// the find
eugeneyan/applied-ml
📚 Papers & tech blogs by companies sharing their work on data science & machine learning in production.
A large, well-maintained list of papers and engineering blog posts from major tech companies (Airbnb, Netflix, Uber, Google, Meta, etc.) describing how they built ML systems in production. It is not a library or framework — it is a reading list, organized by problem domain. The audience is ML engineers and data scientists who want to learn from real deployments rather than academic benchmarks.

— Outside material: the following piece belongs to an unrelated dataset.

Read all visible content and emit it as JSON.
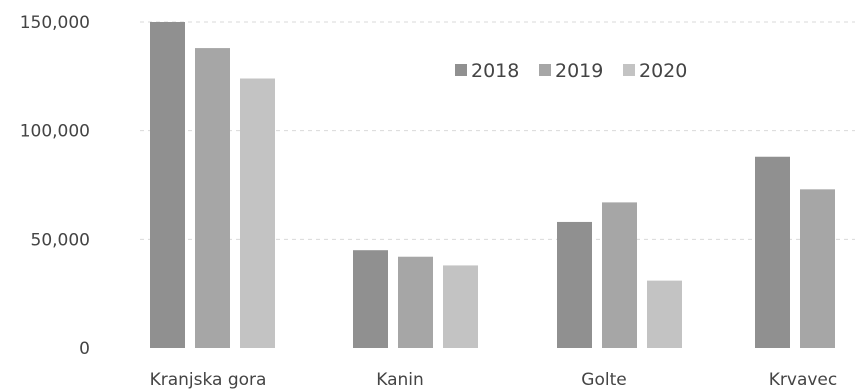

Breadth of coverage is hard to beat: 30+ topic areas from data quality and feature stores through recsys, NLP, CV, and MLOps. Primary sources are preferred — papers and first-party engineering posts, not summaries or tutorials. Company and year tags on every entry make it easy to filter by era or by who you trust. The domain groupings (search vs. recsys vs. forecasting) are well-chosen and actually match how practitioners think about these problems.
The list stopped being updated in mid-2024, so the entire LLM-era MLOps stack (evals, RAG pipelines, prompt management, inference optimization) is essentially absent. There is no signal about which entries are worth reading vs. which are marketing fluff from a company's PR team. The README is the entire repo — no scripts, no tooling, nothing you can run. Maintenance has always depended on one person, and it shows: contribution activity dropped sharply after 2022.